FIFA grouped the host cities by region, with Los Angeles, Seattle and the San Francisco Bay area city of Santa Clara holding U.S.-based matches in the West region, while Vancouver in Canada and Guadalajara in Mexico will also serve as host cities.
The Central region consists of venues in Houston, Dallas, Kansas City and Atlanta, as well as Mexico City and Monterrey in Mexico.
In the East, MetLife Stadium in East Rutherford, New Jersey—just outside New York City—will host, along with venues in Philadelphia, Boston, Miami and Toronto.
Five U.S. cities named as finalists were not selected to host games: Baltimore, Cincinnati, Denver, Nashville and Orlando didn’t make the cut, while Edmonton in Canada was also not picked.
WHAT WE DON’T KNOW
The sites for specific matches, including the opening game and the final, will be announced at a later date.
$90 million-$480 million. That’s how much host cities can expect to receive in windfall gains from World Cup-related economic activity, according to U.S. Soccer.

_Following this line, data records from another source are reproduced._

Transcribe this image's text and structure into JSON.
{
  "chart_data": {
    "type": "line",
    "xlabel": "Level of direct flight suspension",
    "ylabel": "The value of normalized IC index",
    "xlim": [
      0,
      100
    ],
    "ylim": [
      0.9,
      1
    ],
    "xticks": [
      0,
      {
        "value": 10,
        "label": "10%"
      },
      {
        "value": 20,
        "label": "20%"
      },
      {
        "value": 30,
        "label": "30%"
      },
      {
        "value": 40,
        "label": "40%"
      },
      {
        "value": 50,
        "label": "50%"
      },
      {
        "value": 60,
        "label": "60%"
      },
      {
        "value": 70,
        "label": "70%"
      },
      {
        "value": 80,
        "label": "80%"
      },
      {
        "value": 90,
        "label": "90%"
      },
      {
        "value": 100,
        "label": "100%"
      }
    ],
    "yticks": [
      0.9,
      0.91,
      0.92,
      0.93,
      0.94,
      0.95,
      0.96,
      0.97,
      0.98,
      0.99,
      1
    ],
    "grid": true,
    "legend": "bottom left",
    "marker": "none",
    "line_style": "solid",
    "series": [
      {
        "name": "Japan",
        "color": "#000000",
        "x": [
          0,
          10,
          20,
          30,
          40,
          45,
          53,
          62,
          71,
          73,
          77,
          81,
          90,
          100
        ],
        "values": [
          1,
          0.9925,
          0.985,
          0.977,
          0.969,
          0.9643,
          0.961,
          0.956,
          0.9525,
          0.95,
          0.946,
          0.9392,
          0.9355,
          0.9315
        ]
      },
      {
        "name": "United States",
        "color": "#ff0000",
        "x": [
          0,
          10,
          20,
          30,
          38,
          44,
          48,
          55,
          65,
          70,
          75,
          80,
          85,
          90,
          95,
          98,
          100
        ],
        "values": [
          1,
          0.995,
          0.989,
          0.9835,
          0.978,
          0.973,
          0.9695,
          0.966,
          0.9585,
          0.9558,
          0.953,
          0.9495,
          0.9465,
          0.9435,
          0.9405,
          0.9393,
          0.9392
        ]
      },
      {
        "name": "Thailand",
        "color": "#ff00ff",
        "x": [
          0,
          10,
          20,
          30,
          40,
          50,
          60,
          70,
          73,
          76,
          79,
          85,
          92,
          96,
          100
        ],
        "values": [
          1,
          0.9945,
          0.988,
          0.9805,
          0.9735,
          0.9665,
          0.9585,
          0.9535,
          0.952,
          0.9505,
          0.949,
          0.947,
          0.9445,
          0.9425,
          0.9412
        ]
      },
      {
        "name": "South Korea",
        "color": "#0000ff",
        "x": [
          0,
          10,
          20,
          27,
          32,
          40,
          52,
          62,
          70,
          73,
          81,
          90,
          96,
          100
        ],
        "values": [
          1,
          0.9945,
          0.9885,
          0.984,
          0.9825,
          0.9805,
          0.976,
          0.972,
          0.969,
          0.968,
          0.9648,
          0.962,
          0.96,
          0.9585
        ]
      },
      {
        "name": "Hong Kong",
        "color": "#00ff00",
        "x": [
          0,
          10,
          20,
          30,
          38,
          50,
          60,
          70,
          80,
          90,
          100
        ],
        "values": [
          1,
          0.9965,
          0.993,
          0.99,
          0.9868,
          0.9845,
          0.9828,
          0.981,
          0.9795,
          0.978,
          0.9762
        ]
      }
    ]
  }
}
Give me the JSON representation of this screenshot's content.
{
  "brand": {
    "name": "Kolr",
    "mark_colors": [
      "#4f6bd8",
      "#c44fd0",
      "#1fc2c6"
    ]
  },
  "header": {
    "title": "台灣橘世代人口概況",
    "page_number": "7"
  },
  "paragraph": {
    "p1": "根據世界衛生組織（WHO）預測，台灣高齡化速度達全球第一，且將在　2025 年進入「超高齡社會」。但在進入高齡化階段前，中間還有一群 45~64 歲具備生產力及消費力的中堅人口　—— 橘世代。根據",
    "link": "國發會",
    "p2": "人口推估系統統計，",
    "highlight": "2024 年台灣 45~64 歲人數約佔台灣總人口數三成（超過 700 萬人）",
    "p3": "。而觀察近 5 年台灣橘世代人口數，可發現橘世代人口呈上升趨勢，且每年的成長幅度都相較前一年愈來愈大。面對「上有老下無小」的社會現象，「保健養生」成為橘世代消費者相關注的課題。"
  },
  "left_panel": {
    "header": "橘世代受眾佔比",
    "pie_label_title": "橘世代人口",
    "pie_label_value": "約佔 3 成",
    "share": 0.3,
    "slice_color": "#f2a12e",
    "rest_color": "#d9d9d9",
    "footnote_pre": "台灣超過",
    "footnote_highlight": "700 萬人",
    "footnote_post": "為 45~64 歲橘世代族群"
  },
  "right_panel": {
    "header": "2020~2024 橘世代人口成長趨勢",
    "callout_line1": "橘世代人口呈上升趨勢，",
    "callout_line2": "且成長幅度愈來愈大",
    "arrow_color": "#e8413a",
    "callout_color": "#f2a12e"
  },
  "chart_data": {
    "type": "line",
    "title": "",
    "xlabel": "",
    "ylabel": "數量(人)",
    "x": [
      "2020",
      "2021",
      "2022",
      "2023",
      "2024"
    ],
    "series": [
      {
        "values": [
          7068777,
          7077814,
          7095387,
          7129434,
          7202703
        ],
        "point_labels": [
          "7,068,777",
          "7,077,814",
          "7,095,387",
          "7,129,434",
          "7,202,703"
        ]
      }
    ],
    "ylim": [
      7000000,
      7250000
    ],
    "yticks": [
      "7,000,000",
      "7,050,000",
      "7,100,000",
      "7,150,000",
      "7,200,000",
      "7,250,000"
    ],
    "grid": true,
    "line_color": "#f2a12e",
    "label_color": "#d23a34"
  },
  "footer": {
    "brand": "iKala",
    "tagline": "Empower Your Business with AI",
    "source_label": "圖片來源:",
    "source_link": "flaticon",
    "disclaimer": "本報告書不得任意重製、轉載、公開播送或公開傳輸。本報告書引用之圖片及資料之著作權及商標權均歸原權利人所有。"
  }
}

The 2026 World Cup will be the first tournament ever hosted by three countries, and will feature significant format changes from other recent World Cups. The number of teams competing in the tournament will jump from 32—where it has stood since 1998—to 48, and the opening stage will shift from eight groups of four teams to sixteen groups of three. As with prior World Cups, the top two teams from each group will advance, but they will move into a knockout stage starting with a round of 32 in 2026, instead of a round of 16. The U.S. has hosted the World Cup on one occasion before, in 1994, while Mexico has hosted twice, 1986 and 1970. Canada has never hosted a men’s World Cup.
The 2022 World Cup takes place in Qatar from November 21-December 18. The U.S. plays its first game on opening day against Wales, followed by matchups against England and Iran to close out the group stage.